May 18, 2017

Science has now proved that poetry gives us the feels

by

Frontispiece from William Blake’s The Song of Los

I was the shadow of the waxwing slain
(Vladimir Nabokov, Pale Fire)

A splash quite unnoticed
this was
Icarus drowning
(William Carlos Williams, Landscape with the Fall of Icarus)

Jenny, your mind commands
kingdoms of black and white
(Lisel MuellerReading the Brothers Grimm to Jenny)

 

I’ve always been able to remember certain lines of poetry — words that, once read, imprinted themselves onto my brain without my even trying to remember them. And beyond that, poems that have literally made me shiver, or cry, or tingle, or sob, or reach for my favorite teddy bear to help contain the feelings. (I’m looking at you, Kenneth Koch).
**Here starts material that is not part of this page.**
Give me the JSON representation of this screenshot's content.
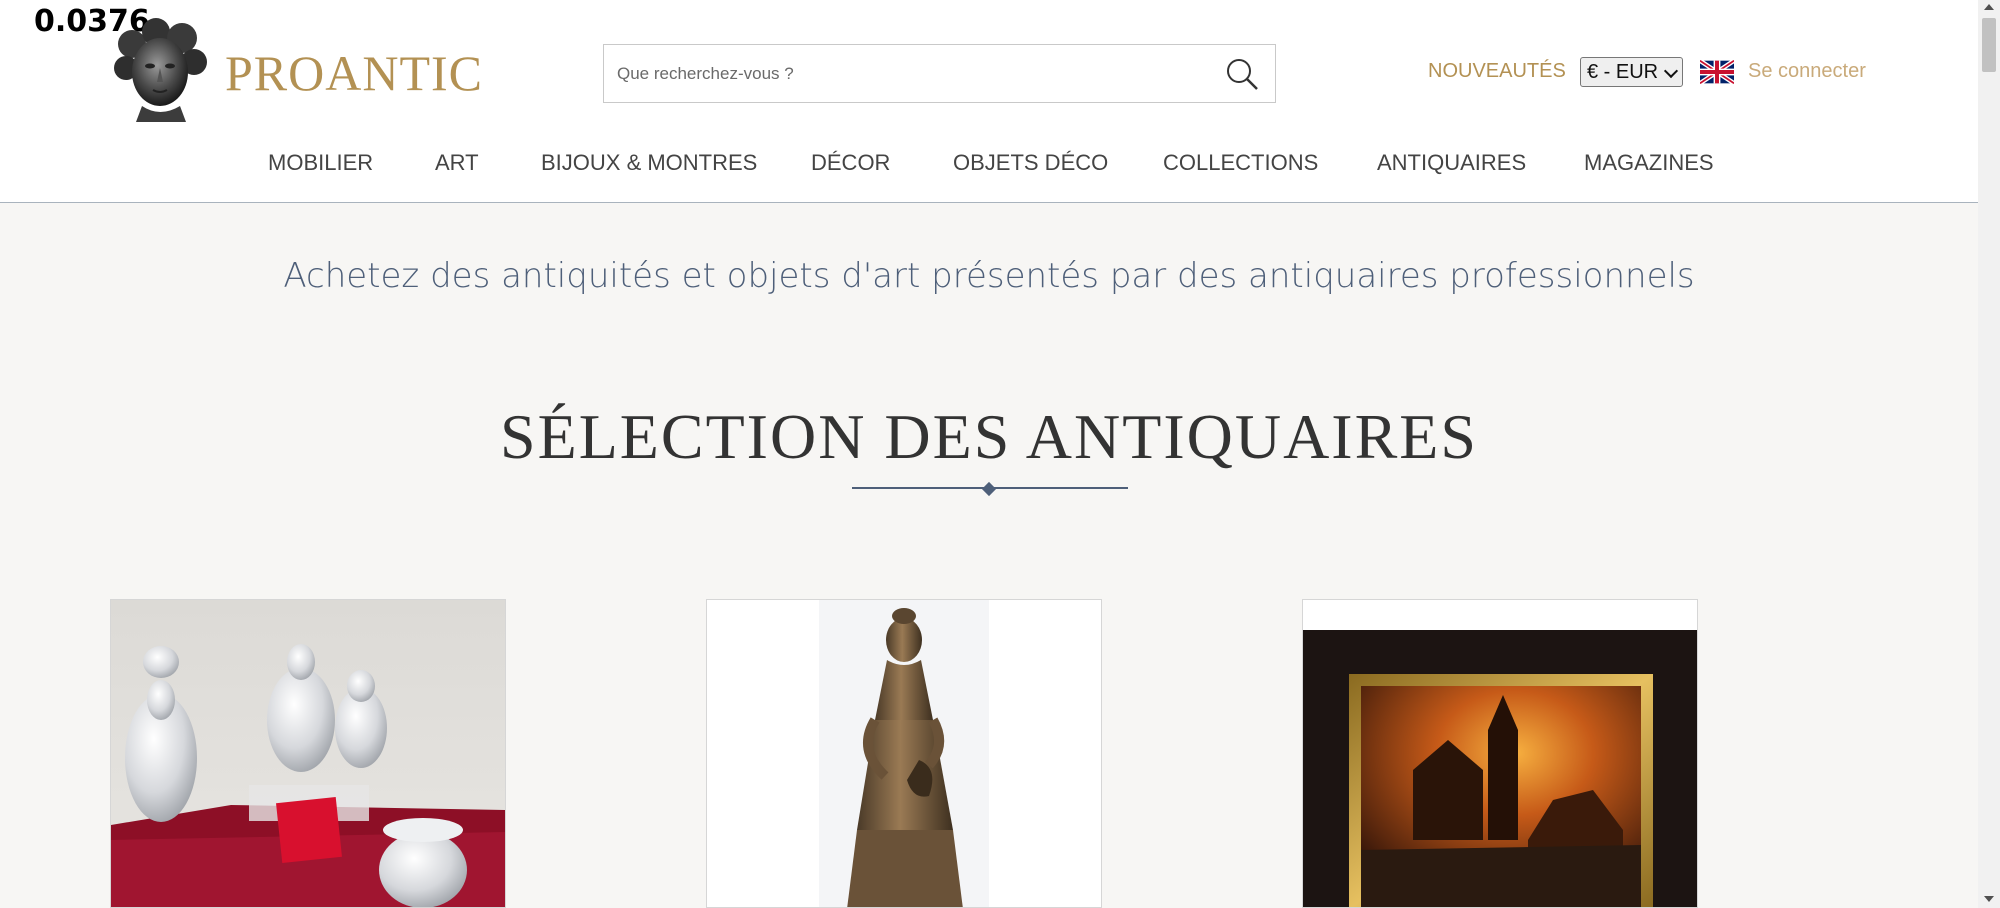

For anyone out there like me, we can rest assured that science has our back. A recent study by a quintet of German and Norwegian researchers, published in the journal Social Cognitive and Affective Neuroscience, makes the claim that poetry, when we hear it read aloud, elicits emotional, physical, and neurological responses not too dissimilar from those produced by music. Said another way, poetry can make the hair rise on the back of your neck, and now we can prove it.

Cody Delistraty at New York explains that the study “asked groups of mostly female German speakers in their mid-20s—some of whom were frequent poetry readers, and some of whom described themselves as novices—to listen to poetry read out loud.” Then, with their subjects hooked up to a number of instruments, including one called a goosecam that measures the movement of hair follicles on skin, the researchers collected data on how the body responded. Delistraty goes on to summarize the results:

Every person claimed to have felt chills at some point during the process, and about 40 percent showed visible goose bumps — a percentage that lines up with the responses most people have when listening to music and film soundtracks or watching emotional scenes in movies. Their neurological responses, however, seemed to be unique to poetry… The authors also found evidence to support the idea of poetry’s pleasure as a slow-building experience, or what they called a “pre-chill”: While listening to poems they found particularly evocative, the listeners subconsciously anticipated the coming emotional arousal in a way that was neurologically similar to the reward anticipation one might get from, for instance, unwrapping a chocolate bar.

The frisson resulting in goosebumps may not surprise you, but the “pre-chill” anticipation of emotional response raises many questions, the most basic of which is whether we are preparing ourselves for an emotional drop, or if the poem itself is preparing us for what’s to come. The study does note that the majority of these anticipations occur leading up to natural cadences, which points to a structural impact. But having so many times been struck by a line that jumps out of the texture like a rat scurrying from behind a dumpster when I’m walking home intoxicated at 2am (probably not the best analogy, but still), I wonder if we can sense something that isn’t always there in the poem, something personal that resonates with each reader singularly.

Future science will have to take this up. Or future poets. Or future poet-scientists.

In the meantime, I’d recommend reading this interview with Iain McGilchrist, author of The Master and the Emmissary: The Divided Brain and the Making of the Western World, if you want to sink your teeth into more of the science of our brains and poetry.

 

 

Peter Clark is the sales manager at Melville House.